Let's imagine, I've got a module foo.py with declared a function foofunc:

def foofunc():
    # smart things
    return

And two different modules — bar.py and spam.py, where exists code which directly executes the function from foo module.

# `bar` module. All rights reserved.

from foo import foofunc


def run_foofunc():
     return foofunc()

The same thing in another module:

# `spam` module. All rights reserved.

from foo import foofunc


def run_foofunc():
    return foofunc()

I need to know where is executed the function without knowledge of possible places. Something like:

def foofunc():
    print inspect.executedfrom()

Will do something like that in standard output

<pack.bar.run_foofunc>

Does it something similar in real world?

Answer 1

Running the risk of not answering the actual question, you wrote that you need it for research and debugging.

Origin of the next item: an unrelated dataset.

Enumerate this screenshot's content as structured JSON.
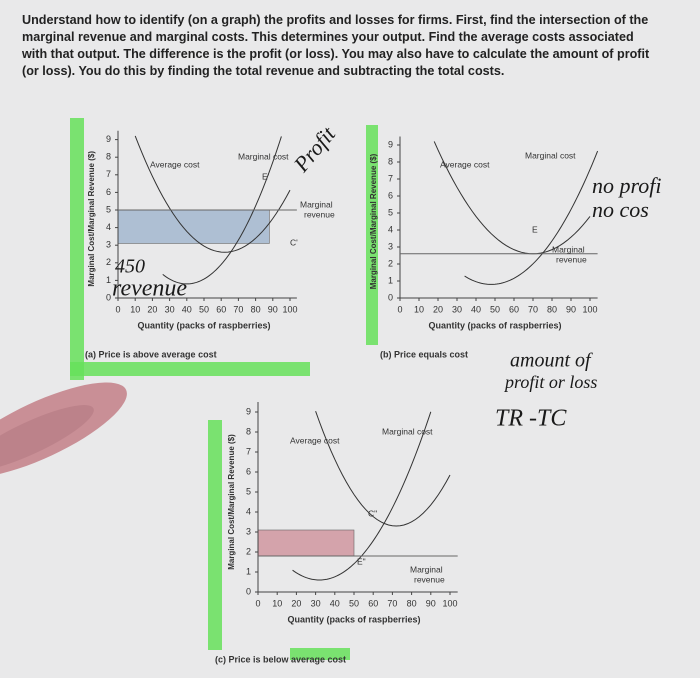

I think the traceback module is just great for that.

import traceback
traceback.print_stack()

Also take a look at pdb, it allows you to interactively step through your code during runtime.

Answer 2

test.py:

import inspect    

def foofunc():
    frame, filename, line_number, function_name, lines, index = inspect.getouterframes(
        inspect.currentframe())[1]

    print(filename, line_number, function_name)
    return

---

foo.py:

import test
def run_foofunc():
    test.foofunc()

run_foofunc()

yields

('/tmp/foo.py', 3, 'run_foofunc')

Answer 3

Here is a possible implementation of executed_from:

import inspect

def executed_from():
    f = inspect.currentframe().f_back.f_back
    return "%s.%s" % (inspect.getmodule(f).__name__, f.f_code.co_name)

Answer 4

During wait for your answers I found my own answer. This issue possible to resolve by raising an exception in debugged function and make out the traceback layer by layer. This approach is bad in general because it is stops execution, but not bad in the my particular case. And besides it is very pythonic and easy to clean.